鞆城二ノ丸跡にある公園 鞆城はその後、信長によって元亀4年(1573)に京を追われていた足利義昭が、天正4年(1576)に毛利氏に援けを求めた為、2月に紀伊から鞆へ下ってきた義昭の在所となった。この時に城の普請もあったようで、築城年をこの年とする説もある。また、義昭の接待役と警固には房の子元が命じられ、大可島城主村上亮康と共に任にあたった。ちなみに、鞆にいた時代も義昭は引き続き征夷大将軍の地位にあり、将軍としての政務も遂行した為、現在では鞆時代を鞆幕府とも呼ぶ。また、初代将軍の足利尊氏が九州から勢力を盛り返してこの鞆で新田義貞討伐の院宣を受けており、室町幕府は鞆に興り鞆に滅んだとも言われる。

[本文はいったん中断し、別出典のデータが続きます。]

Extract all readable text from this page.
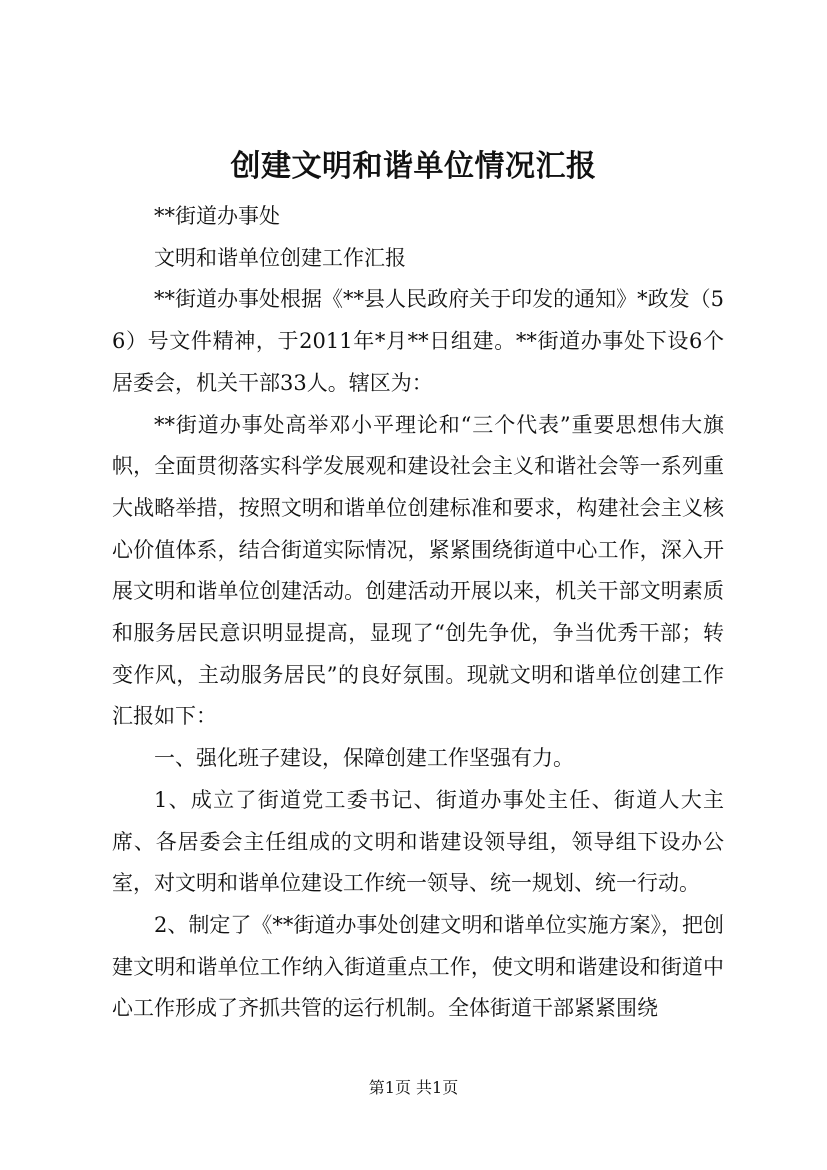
创建文明和谐单位情况汇报

**街道办事处

文明和谐单位创建工作汇报

**街道办事处根据《**县人民政府关于印发的通知》*政发（56）号文件精神，于2011年*月**日组建。**街道办事处下设6个居委会，机关干部33人。辖区为：

**街道办事处高举邓小平理论和“三个代表”重要思想伟大旗帜，全面贯彻落实科学发展观和建设社会主义和谐社会等一系列重大战略举措，按照文明和谐单位创建标准和要求，构建社会主义核心价值体系，结合街道实际情况，紧紧围绕街道中心工作，深入开展文明和谐单位创建活动。创建活动开展以来，机关干部文明素质和服务居民意识明显提高，显现了“创先争优，争当优秀干部；转变作风，主动服务居民”的良好氛围。现就文明和谐单位创建工作汇报如下：

一、强化班子建设，保障创建工作坚强有力。

1、成立了街道党工委书记、街道办事处主任、街道人大主席、各居委会主任组成的文明和谐建设领导组，领导组下设办公室，对文明和谐单位建设工作统一领导、统一规划、统一行动。

2、制定了《**街道办事处创建文明和谐单位实施方案》，把创建文明和谐单位工作纳入街道重点工作，使文明和谐建设和街道中心工作形成了齐抓共管的运行机制。全体街道干部紧紧围绕

第1页 共1页
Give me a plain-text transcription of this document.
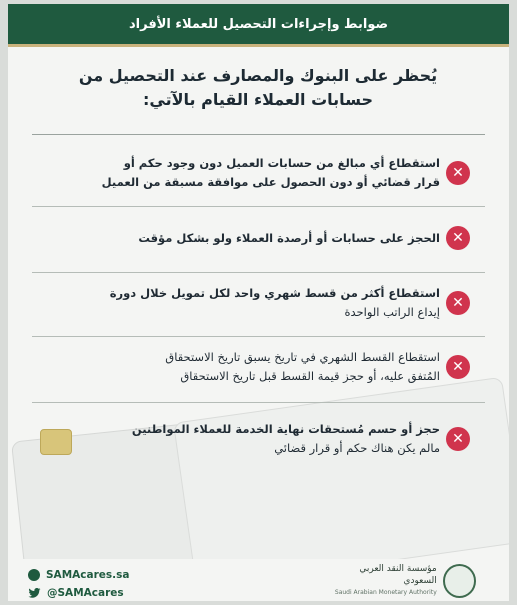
ضوابط وإجراءات التحصيل للعملاء الأفراد
يُحظر على البنوك والمصارف عند التحصيل من
حسابات العملاء القيام بالآتي:
✕
استقطاع أي مبالغ من حسابات العميل دون وجود حكم أو
قرار قضائي أو دون الحصول على موافقة مسبقة من العميل
✕
الحجز على حسابات أو أرصدة العملاء ولو بشكل مؤقت
✕
استقطاع أكثر من قسط شهري واحد لكل تمويل خلال دورة
إيداع الراتب الواحدة
✕
استقطاع القسط الشهري في تاريخ يسبق تاريخ الاستحقاق
المُتفق عليه، أو حجز قيمة القسط قبل تاريخ الاستحقاق
✕
حجز أو حسم مُستحقات نهاية الخدمة للعملاء المواطنين
مالم يكن هناك حكم أو قرار قضائي
SAMAcares.sa
@SAMAcares
مؤسسة النقد العربي السعودي
Saudi Arabian Monetary Authority
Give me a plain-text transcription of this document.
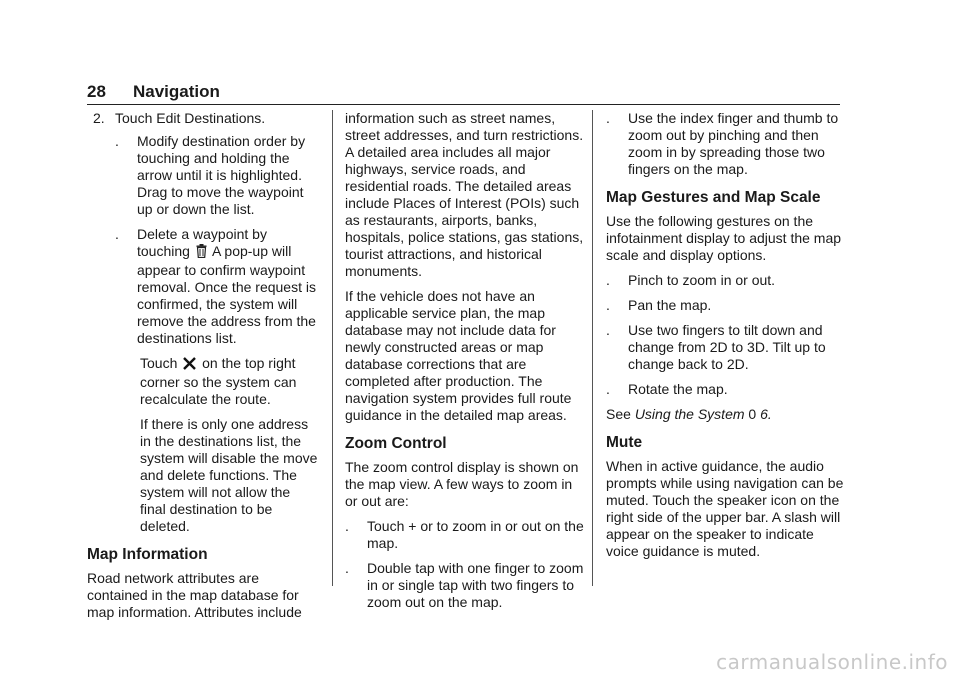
28 Navigation
2. Touch Edit Destinations.
. Modify destination order by touching and holding the arrow until it is highlighted. Drag to move the waypoint up or down the list.
. Delete a waypoint by touching A pop-up will appear to confirm waypoint removal. Once the request is confirmed, the system will remove the address from the destinations list.

Touch on the top right corner so the system can recalculate the route.

If there is only one address in the destinations list, the system will disable the move and delete functions. The system will not allow the final destination to be deleted.

Map Information

Road network attributes are contained in the map database for map information. Attributes include

information such as street names, street addresses, and turn restrictions. A detailed area includes all major highways, service roads, and residential roads. The detailed areas include Places of Interest (POIs) such as restaurants, airports, banks, hospitals, police stations, gas stations, tourist attractions, and historical monuments.

If the vehicle does not have an applicable service plan, the map database may not include data for newly constructed areas or map database corrections that are completed after production. The navigation system provides full route guidance in the detailed map areas.

Zoom Control

The zoom control display is shown on the map view. A few ways to zoom in or out are:

. Touch + or to zoom in or out on the map.
. Double tap with one finger to zoom in or single tap with two fingers to zoom out on the map.
. Use the index finger and thumb to zoom out by pinching and then zoom in by spreading those two fingers on the map.
Map Gestures and Map Scale

Use the following gestures on the infotainment display to adjust the map scale and display options.

. Pinch to zoom in or out.
. Pan the map.
. Use two fingers to tilt down and change from 2D to 3D. Tilt up to change back to 2D.
. Rotate the map.

See Using the System 0 6.

Mute

When in active guidance, the audio prompts while using navigation can be muted. Touch the speaker icon on the right side of the upper bar. A slash will appear on the speaker to indicate voice guidance is muted.

carmanualsonline.info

 義昭の滞在は6年に及んだが、天正10年(1582)の本能寺の変後に津之郷へと移り、鞆城は毛利家臣の城代が在城したという。そして慶長5年(1600)の関ヶ原の合戦後には広島城に入部した福島正則が支配し、領内6支城のひとつとして大可島城と併せる形で大規模に拡張修築が行われた。この工事は、慶長14年(1609)の段階でもまだ続いていことが史料に見え、城を任された福島家臣大崎長行も、工事の為に主に三原城に在り、実際の在城期間は短かったようだ。だが、その規模の大きさ故に幕府にも目を付けらてしまい、それを恐れた正則が元和元年(1615)の一国一城令に先駆けて廃城にしたという。
 城の構造は、鞆の湊のすぐ北の丘陵頂上を本丸としたのは間違いないが、現地案内板では、壮大な二ノ丸、三ノ丸が築かれたことだけが記されており、破却時期が早かった為か、不明な点も多い。同じく案内板には、城の東端を福禅寺、北端を沼名前神社の参道としており、主郭のある丘陵を中心に平地の郭で囲むという輪郭式の城だったのだろう。また、福禅寺のすぐ南は埋め立てで陸繋島化した大可島であり、その台上の大可島城跡には慶長15年(1610)頃に円福寺が移転したが、眺望が利く為、実質的には出丸や物見台の機能を果たしたと思われる。
鞆城からの鞆ノ浦の眺め 現在の鞆城は、主郭の丘陵上に歴史民俗資料館があり、その基礎部分に当時の石垣や、石垣の基底部を元に復元した石垣があり、資料館の西側には石垣の石材や、発掘された本丸の石塁などもあった。丘陵上は、資料館部分と公園部分、そして地蔵院などがある部分の3段に分かれ、主郭部の構造は把握しやすい。しかし、平地部分は完全に市街地化されており、城の痕跡は無かった。本丸跡からは、鞆ノ浦が一望できて非常に眺めが良く、小一時間は飽きもせず眺めていられるほどで、鞆の町並みと合わせて散策したい城である。